The idea behind Staked Ether and LBA pairs trading is to make the combined position market-neutral, meaning the overall market's direction will not affect its win or loss (or potential downside or upside). This can be achieved by designing a pairs trade with two highly correlated stocks or equities that operate in a similar space or sector, making it possible to obtain profits through simple and relatively low-risk investment.

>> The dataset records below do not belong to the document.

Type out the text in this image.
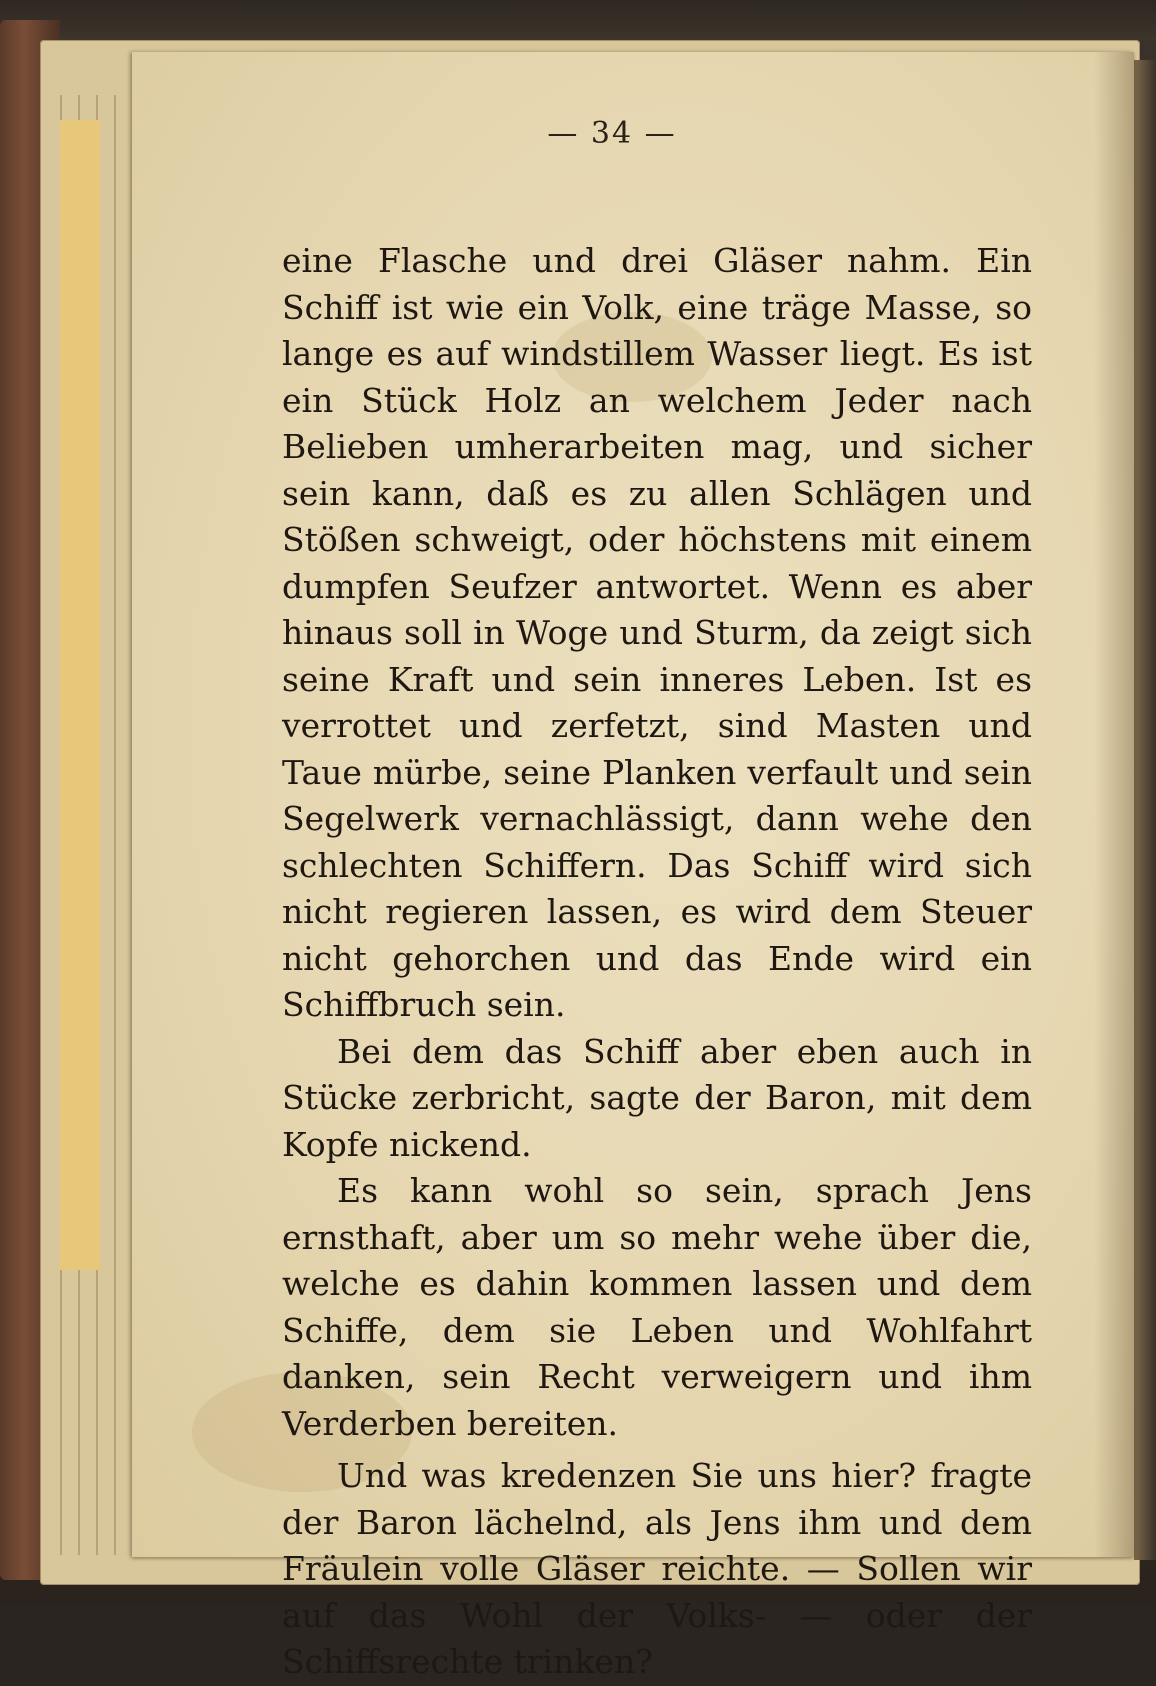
— 34 —

eine Flasche und drei Gläser nahm. Ein Schiff ist wie ein Volk, eine träge Masse, so lange es auf windstillem Wasser liegt. Es ist ein Stück Holz an welchem Jeder nach Belieben umherarbeiten mag, und sicher sein kann, daß es zu allen Schlägen und Stößen schweigt, oder höchstens mit einem dumpfen Seufzer antwortet. Wenn es aber hinaus soll in Woge und Sturm, da zeigt sich seine Kraft und sein inneres Leben. Ist es verrottet und zerfetzt, sind Masten und Taue mürbe, seine Planken verfault und sein Segelwerk vernachlässigt, dann wehe den schlechten Schiffern. Das Schiff wird sich nicht regieren lassen, es wird dem Steuer nicht gehorchen und das Ende wird ein Schiffbruch sein.

Bei dem das Schiff aber eben auch in Stücke zerbricht, sagte der Baron, mit dem Kopfe nickend.

Es kann wohl so sein, sprach Jens ernsthaft, aber um so mehr wehe über die, welche es dahin kommen lassen und dem Schiffe, dem sie Leben und Wohlfahrt danken, sein Recht verweigern und ihm Verderben bereiten.

Und was kredenzen Sie uns hier? fragte der Baron lächelnd, als Jens ihm und dem Fräulein volle Gläser reichte. — Sollen wir auf das Wohl der Volks- — oder der Schiffsrechte trinken?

Check out your portfolio center.
Note that this page's information should be used as a complementary analysis to find the right mix of equity instruments to add to your existing portfolios or create a brand new portfolio. You can also try the Companies Directory module to evaluate performance of over 100,000 Stocks, Funds, and ETFs against different fundamentals.

Other Complementary Tools

Financial Widgets
Easily integrated Macroaxis content with over 30 different plug-and-play financial widgets
Balance Of Power
Check stock momentum by analyzing Balance Of Power indicator and other technical ratios
Headlines Timeline
Stay connected to all market stories and filter out noise. Drill down to analyze hype elasticity
Portfolio Diagnostics
Use generated alerts and portfolio events aggregator to diagnose current holdings
Efficient Frontier
Plot and analyze your portfolio and positions against risk-return landscape of the market.